Quelle langue parler en présence d'autres personnes ?

Publié le par mon-enfant-trilingue

Beaucoup de parents décident d'appliquer la méthode du "une personne/une langue" afin de soutenir au mieux leurs enfants dans leur apprentissage des langues. En règle général, cela les amène à parler avec leurs enfants une langue différente de celle du pays où ils se trouvent, et parfois même, différente de celle de l'autre parent. Comment faut-il donc se comporter en présence de personnes ne comprenant pas cette langue afin qu'elles ne se sentent pas exclues  ? 

Il convient de différencier deux situations d'exclusion possibles : le milieu familial, et le milieu extérieur ou social de manière générale. 

 

Dans le milieu familial


Les parents d'enfants trilingues ont souvent des origines et langues maternelles différentes. Il peut arriver que l'un des parents ne connaisse pas la langue de son conjoint, et par la même occasion l'une des langues de ses enfants. La meilleure solution pour que les moment passés en famille ne deviennent pas sources de frustration et de tension, est que les parents apprennent en même temps que les enfants la langue de leur conjoint. Pour faciliter cet apprentissage, il peut être intéressant de suivre un cours de langue pour débutants afin d'acquérir les bases grammaticales. Ensuite, l'acquisition de cette nouvelle langue se fera sans efforts et en douceur, en suivant peu à peu les progrès du bébé. N'oublions pas que les première années de sa vie, le niveau de langage d'un enfant est très limité et cela ne posera donc que très peu de problèmes à l'adulte de comprendre les premières conversations entre son conjoint et son enfant. Avec le temps, il faudra accepter l'idée que ces conversations deviendront de plus en plus complexes et que tout ne pourra être compris par le parents tiers.

Il est très important alors que les sujets importants qui concernent la famille soient compris de tous. Pour cela, il faudra habituer la famille aux traductions simultanées ! Lorsque le sujet touche les enfants, essayez d'utiliser le langage commun de la famille. Plus les enfants grandiront, plus il faudra accepter l'idée que la langue du pays d'habitation vienne faire de plus en plus souvent irruption dans les conversations familiales. 

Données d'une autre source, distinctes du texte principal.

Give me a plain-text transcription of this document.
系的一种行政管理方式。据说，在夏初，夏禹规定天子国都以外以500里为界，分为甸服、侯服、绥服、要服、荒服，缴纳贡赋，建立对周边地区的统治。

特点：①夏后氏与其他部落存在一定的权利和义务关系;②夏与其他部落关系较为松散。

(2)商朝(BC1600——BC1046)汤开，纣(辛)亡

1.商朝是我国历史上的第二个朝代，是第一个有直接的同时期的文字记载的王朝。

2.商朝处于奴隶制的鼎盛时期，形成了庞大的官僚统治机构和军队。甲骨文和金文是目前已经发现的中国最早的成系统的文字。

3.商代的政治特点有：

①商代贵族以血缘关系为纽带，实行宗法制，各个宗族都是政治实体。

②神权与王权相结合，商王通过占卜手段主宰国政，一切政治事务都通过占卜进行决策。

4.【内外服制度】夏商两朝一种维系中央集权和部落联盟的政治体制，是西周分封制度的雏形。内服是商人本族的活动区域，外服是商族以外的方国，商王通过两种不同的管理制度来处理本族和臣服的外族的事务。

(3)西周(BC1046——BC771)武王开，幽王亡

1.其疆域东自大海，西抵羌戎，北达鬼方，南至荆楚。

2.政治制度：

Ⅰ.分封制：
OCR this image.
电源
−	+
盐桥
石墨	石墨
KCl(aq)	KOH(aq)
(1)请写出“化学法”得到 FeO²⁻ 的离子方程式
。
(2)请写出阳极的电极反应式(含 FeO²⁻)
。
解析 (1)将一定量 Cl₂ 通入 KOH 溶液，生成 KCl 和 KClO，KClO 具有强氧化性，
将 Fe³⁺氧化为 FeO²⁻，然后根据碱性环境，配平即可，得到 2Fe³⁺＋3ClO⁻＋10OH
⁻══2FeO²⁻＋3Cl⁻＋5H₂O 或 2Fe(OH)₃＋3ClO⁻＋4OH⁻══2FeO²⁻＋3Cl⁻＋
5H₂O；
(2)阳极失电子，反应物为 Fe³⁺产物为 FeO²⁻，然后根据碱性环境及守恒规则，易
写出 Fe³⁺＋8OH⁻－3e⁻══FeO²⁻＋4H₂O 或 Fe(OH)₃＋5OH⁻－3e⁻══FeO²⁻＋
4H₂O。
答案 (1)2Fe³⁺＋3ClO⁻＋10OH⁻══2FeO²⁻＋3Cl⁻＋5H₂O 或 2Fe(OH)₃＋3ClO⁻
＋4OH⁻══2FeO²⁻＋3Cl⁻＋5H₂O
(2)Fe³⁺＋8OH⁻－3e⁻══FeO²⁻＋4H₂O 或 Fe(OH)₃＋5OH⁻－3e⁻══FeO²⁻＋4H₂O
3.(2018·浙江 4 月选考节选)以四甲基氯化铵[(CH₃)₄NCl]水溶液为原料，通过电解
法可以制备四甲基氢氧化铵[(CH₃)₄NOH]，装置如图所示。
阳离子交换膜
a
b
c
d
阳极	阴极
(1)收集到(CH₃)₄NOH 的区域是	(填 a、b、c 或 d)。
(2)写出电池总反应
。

Une autre solution, pour ceux qui considèrent que la méthode du "une personne/une langue" n'est pas obligatoirement nécessaire, est d'utiliser la langue commune lors des conversations familiales. Dans ce cas de figure, l'enfant comprendra les langues minoritaires, mais il risque par contre de ne pas les parler. Les enfants en effet ne voient pas l'utilité d'apprendre quelque chose dont ils ne se servent pas. 

L'important est donc de trouver le système qui convient le mieux à la situation de la famille et aux attentes des parents. Les règles doivent être clairement énoncées aux enfants afin que ceux-ci s'y retrouvent le plus facilement possible et ne soient pas ainsi perturbés.

 

A l'extérieur

 

Une personne étrangère à la famille peut accepter plus difficilement le fait d'être exclue d'une conversation, qu'une personne proche habituée à la situation. Ne pas comprendre ce que vous dîtes à votre enfant peut être une source de frustration. Certains considèrent en effet inconsciemment que comprendre les conversations qui les entourent est un droit fondamental. Il peut également arriver que les personnes dans cette situation se sentent mal à l'aise de ne pas comprendre. D'autant plus si il s'agit de chuchotements !! La réaction la plus répandue est de penser à tord que ces paroles les concernent (le plus souvent de manière négative). Il faudra malheureusement vous habituer à affronter ces situations. Ne traduisez seulement si vous semble essentiel, mais n'ayez pas mauvaise conscience de parler avec votre enfant dans votre langue de choses qui vous sont personnelles !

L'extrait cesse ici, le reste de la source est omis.